Student leaders called for a division between mosque and state, and more accountable clerical rule - demands considered to be heresy in some quarters here.
The protests are the most significant student action since 1999, when large street demonstrations erupted over the closure of a reform newspaper and were violently put down by proregime vigilantes.
Violence could be touched off again, some analysts warn, if the student actions spark broader unrest - or if hardline elements that control the security services decide to crack down.
"The clerics who are not hard-line have to come forward, and not let the demands of the people be sacrificed to fascist interpretations of religion," declared Mehdi Habibi, head of the local Islamic student union. "The real democracy that we are talking about depends on the demands of the people, the vote of the people. Any other form is not acceptable. Religious democracy is in contradiction to real democracy."
Using a death sentence passed on a reformist professor as a focal point, the students are tapping into deepening frustration with the slow pace of change promised by President Mohammad Khatami, whose popular mandate has been thwarted by unelected conservatives. In his first statement on the issue, Mr. Khatami said yesterday that the verdict "never should have been issued" and warned: "Under the current circumstances, no measures should be taken that promote tension."
Though barely more than 1,000 students turned out at Amir Kabir University - far fewer than the thousands that marched on campuses earlier in the week - the bold words from the podium brought cheers. Policemen bolstered their numbers on city blocks around the campus, a known political hotbed that produced the radical students who seized the US Embassy during the 1979 Islamic revolution.
"This is a critical time, and deep down, the conservatives are on the run," says an Iranian professor who asked not to be named. The death sentence - and several recent arrests of prominent reformers - is meant to "create chaos, create an intimidating atmosphere, and destroy the morale of the reform camp.

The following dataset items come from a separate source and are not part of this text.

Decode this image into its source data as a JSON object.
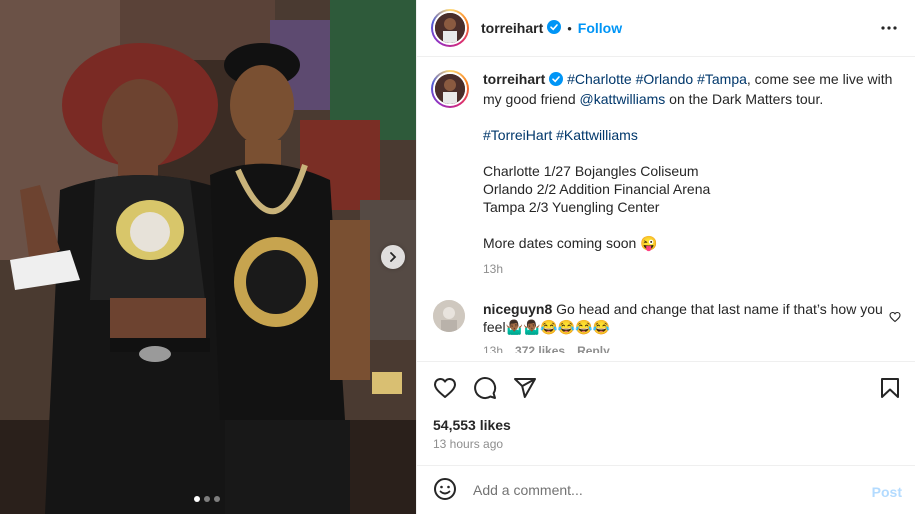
{
  "colors": {
    "link": "#0095f6",
    "hashtag": "#00376b",
    "muted": "#8e8e8e",
    "post_disabled": "#b3dbff"
  },
  "media": {
    "carousel_dots": 3,
    "active_dot": 0,
    "next_icon": "chevron-right-icon"
  },
  "header": {
    "username": "torreihart",
    "separator": "•",
    "follow_label": "Follow",
    "more_icon": "more-horizontal-icon"
  },
  "caption": {
    "username": "torreihart",
    "hashtags_line1": [
      "#Charlotte",
      "#Orlando",
      "#Tampa"
    ],
    "text1a": ", come see me live with my good friend ",
    "mention": "@kattwilliams",
    "text1b": " on the Dark Matters tour.",
    "hashtags_line2": [
      "#TorreiHart",
      "#Kattwilliams"
    ],
    "dates": [
      "Charlotte 1/27 Bojangles Coliseum",
      "Orlando 2/2 Addition Financial Arena",
      "Tampa 2/3 Yuengling Center"
    ],
    "more_dates": "More dates coming soon 😜",
    "time": "13h"
  },
  "comment": {
    "username": "niceguyn8",
    "text": "Go head and change that last name if that’s how you feel🤷🏾‍♂️🤷🏾‍♂️😂😂😂😂",
    "time": "13h",
    "likes": "372 likes",
    "reply": "Reply"
  },
  "actions": {
    "like_icon": "heart-icon",
    "comment_icon": "comment-icon",
    "share_icon": "send-icon",
    "save_icon": "bookmark-icon",
    "likes_count": "54,553 likes",
    "time_ago": "13 hours ago"
  },
  "add_comment": {
    "placeholder": "Add a comment...",
    "emoji_icon": "emoji-icon",
    "post_label": "Post"
  }
}
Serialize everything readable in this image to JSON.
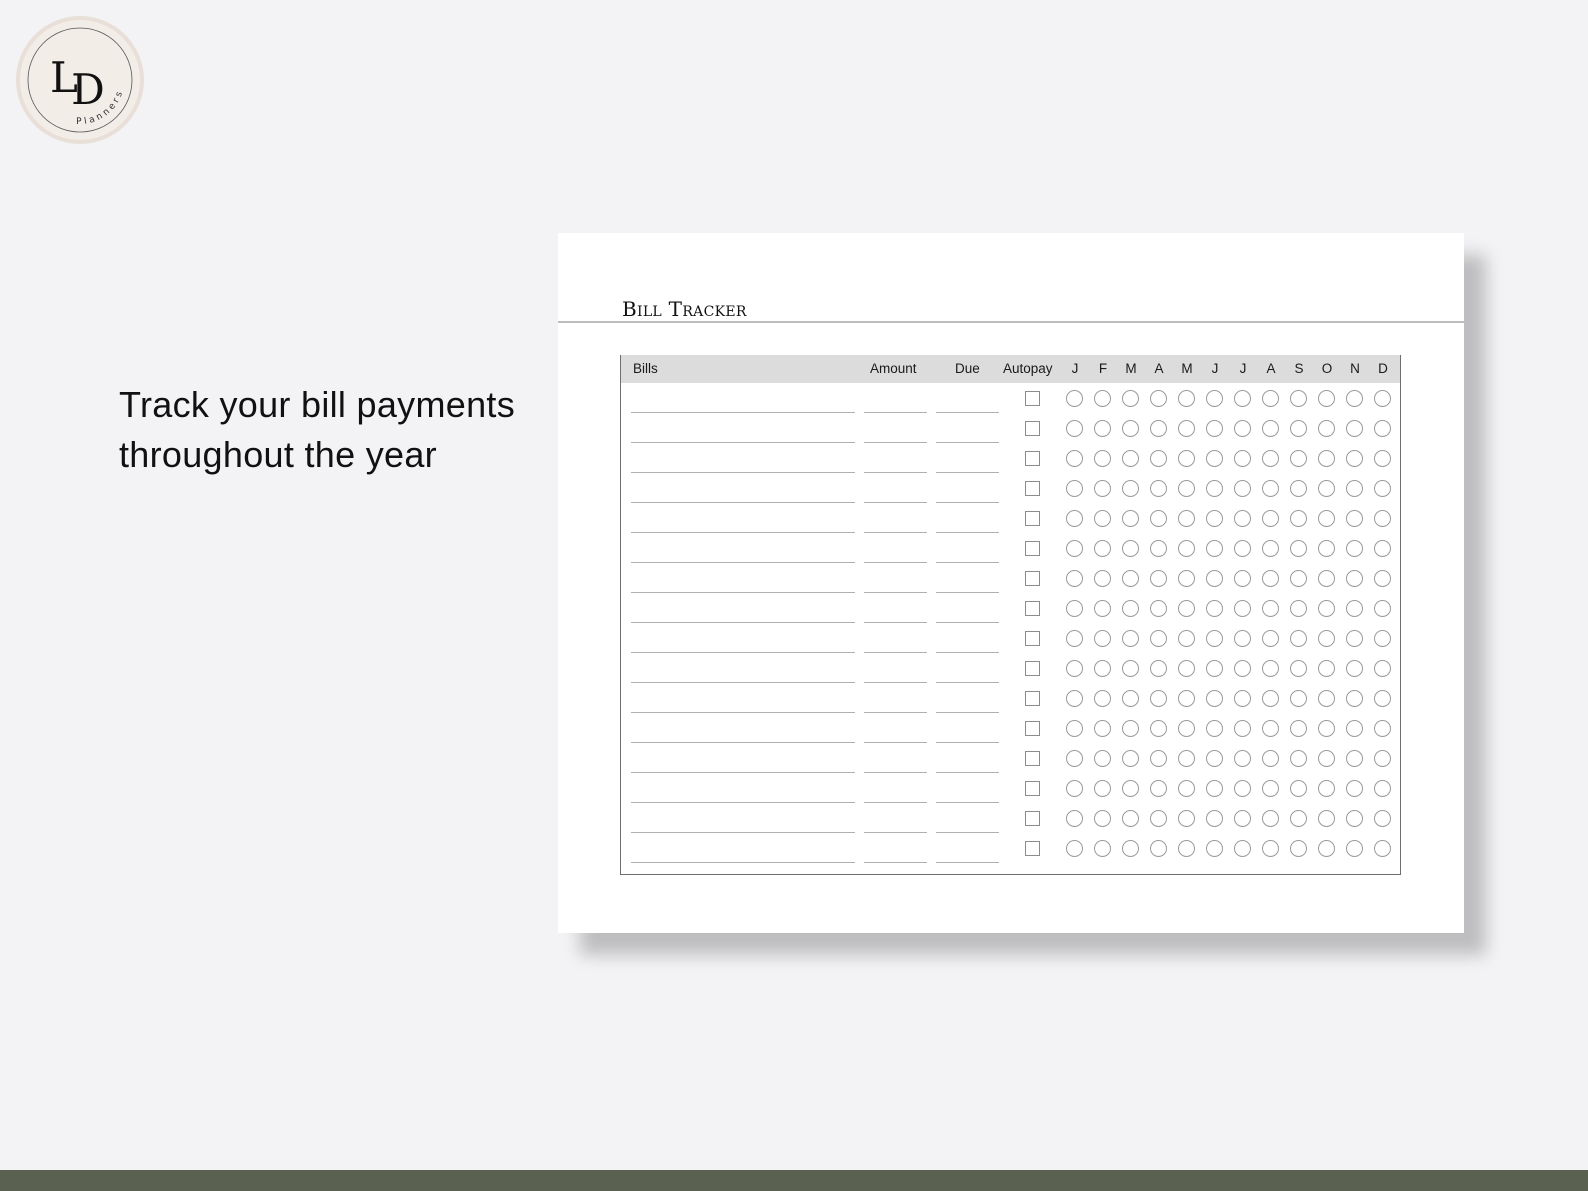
{
  "brand": {
    "monogram": "LD",
    "name": "Planners",
    "colors": {
      "badge_fill": "#efe9e3",
      "ink": "#111111",
      "footer_bar": "#5b6150"
    }
  },
  "tagline": {
    "line1": "Track your bill payments",
    "line2": "throughout the year"
  },
  "sheet": {
    "title": "Bill Tracker",
    "columns": {
      "bills": "Bills",
      "amount": "Amount",
      "due": "Due",
      "autopay": "Autopay",
      "months": [
        "J",
        "F",
        "M",
        "A",
        "M",
        "J",
        "J",
        "A",
        "S",
        "O",
        "N",
        "D"
      ]
    },
    "row_count": 16,
    "icons": {
      "autopay": "checkbox-icon",
      "month": "circle-checkbox-icon"
    }
  }
}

If they can't kill the engine, they want to take out the high-profile actors that give people hope."
Students yesterday hung a noose from the podium to decry the death sentence for blasphemy passed against Hashem Aghajari, an academic who questioned clerical rule in a speech last spring. Aghajari's lawyer yesterday announced that his client would not seek an appeal - throwing down the gantlet to the judiciary to carry out the sentence.
"People are frustrated; they have lost hope; and I fear we might have some blind eruption of violence without any political objective - and that is dangerous," says Sadiq Zibakalam, a political scientist at the University of Tehran, where thousands of students marched on Tuesday.